Sensory hair cells of the inner ear transduce mechanical stimuli into electrical signals, which are transmitted to the brain. The primary goal of my research is to characterize the functional and molecular development of these inner ear hair cells.

In particular, I am interested in the developmental acquisition and maturation of sensory transduction in hair cells. I am using this information to identify molecular correlates that underlie hair cell mechanosensation. Using this strategy, our group identified two proteins, TMC1 and TMC2, as components of the sensory transduction complex (Kawashima*, Géléoc* et al. JCI 2011; Pan, Géléoc et al., Neuron 2013). Tmc1 was identified over a decade ago through positional cloning of a gene underlying both dominant and recessive nonsyndromic sensorineural hearing loss (Kurima et al., 2002) but its function was unknown. A current focus in the lab is to understand how these proteins function in hair cells and how they contribute to frequency tuning along the cochlea. In addition, we are now in a prime position to investigate the function of several hair cell genes associated with hearing loss. We are applying our knowledge and expertise to study gene mutations that cause Usher Syndrome, the most common form of combined deafness and blindness. Using adeno- or adeno-associated virus, we can manipulate genes or introduce exogenous sequences to rescue function in hair cells of mutant mouse models (Geleoc and Holt, Science 2014). Using this approach, we have recently demonstrated unprecedented recovery of inner ear function in a mouse model of USH1C (Pan et al. Nature Biotech. 2017).

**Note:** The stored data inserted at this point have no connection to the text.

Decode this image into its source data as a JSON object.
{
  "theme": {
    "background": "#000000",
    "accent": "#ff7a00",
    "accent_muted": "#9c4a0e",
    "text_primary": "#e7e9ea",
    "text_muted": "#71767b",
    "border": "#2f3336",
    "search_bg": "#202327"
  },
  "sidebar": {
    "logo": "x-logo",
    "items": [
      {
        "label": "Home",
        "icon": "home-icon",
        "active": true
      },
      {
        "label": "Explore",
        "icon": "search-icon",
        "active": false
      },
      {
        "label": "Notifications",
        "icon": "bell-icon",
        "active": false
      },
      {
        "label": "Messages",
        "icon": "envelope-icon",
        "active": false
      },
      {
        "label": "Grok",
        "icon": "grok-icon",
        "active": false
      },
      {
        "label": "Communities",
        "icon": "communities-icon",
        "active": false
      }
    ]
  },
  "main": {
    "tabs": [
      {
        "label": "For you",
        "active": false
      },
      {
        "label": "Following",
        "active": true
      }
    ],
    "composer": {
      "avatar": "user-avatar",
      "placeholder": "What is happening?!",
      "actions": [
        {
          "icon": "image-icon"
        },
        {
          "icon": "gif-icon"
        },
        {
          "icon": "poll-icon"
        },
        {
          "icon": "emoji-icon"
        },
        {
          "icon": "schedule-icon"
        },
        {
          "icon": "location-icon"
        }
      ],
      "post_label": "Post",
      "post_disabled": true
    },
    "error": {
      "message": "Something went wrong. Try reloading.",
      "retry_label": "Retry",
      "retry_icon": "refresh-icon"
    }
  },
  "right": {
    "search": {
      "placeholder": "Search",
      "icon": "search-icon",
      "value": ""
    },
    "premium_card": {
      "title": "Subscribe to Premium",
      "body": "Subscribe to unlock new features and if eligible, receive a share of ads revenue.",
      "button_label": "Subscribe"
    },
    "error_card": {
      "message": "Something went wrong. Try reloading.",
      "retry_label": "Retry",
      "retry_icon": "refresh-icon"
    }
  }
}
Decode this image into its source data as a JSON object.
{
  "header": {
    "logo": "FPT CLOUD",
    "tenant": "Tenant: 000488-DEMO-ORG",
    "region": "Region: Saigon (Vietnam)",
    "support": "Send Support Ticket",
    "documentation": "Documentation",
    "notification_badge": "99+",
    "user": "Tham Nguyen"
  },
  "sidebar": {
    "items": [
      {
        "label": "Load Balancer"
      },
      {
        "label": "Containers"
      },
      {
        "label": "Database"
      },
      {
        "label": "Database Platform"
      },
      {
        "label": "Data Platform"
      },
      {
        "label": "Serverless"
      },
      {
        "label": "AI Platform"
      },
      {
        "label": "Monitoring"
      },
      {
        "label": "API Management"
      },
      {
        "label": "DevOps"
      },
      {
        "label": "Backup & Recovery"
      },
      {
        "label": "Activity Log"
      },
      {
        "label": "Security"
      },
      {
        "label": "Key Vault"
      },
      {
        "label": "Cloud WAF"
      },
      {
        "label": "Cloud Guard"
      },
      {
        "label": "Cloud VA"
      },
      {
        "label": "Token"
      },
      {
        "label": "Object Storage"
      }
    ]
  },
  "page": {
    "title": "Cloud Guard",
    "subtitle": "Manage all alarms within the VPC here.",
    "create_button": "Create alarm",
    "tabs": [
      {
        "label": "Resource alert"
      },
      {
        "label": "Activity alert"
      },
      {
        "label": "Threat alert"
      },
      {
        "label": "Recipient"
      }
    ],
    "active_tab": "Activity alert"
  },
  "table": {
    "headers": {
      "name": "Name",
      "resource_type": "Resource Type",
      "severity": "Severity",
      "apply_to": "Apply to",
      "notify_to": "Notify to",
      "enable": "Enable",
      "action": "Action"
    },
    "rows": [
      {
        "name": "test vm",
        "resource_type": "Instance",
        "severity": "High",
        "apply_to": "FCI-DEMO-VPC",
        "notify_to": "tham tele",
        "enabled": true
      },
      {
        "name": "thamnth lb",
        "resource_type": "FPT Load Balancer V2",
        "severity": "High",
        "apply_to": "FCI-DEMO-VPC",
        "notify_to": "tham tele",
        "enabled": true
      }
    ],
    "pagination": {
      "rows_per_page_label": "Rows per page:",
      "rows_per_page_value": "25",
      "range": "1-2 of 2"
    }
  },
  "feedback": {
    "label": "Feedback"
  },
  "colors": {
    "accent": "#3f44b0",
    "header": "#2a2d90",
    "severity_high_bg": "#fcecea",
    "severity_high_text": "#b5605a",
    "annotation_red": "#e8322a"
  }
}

Taking this to the next step, we seek to explore different approaches for gene therapy of Usher syndrome and deafness, extend the study to other genes most commonly associated with deafness and deaf-blindness including some of the larger genes that extend beyond AAV capacity and require different approaches. This work along with the development of large animal models for deafness and deaf blindness will help move the field closer to the clinic with the hope of providing new therapies for patients.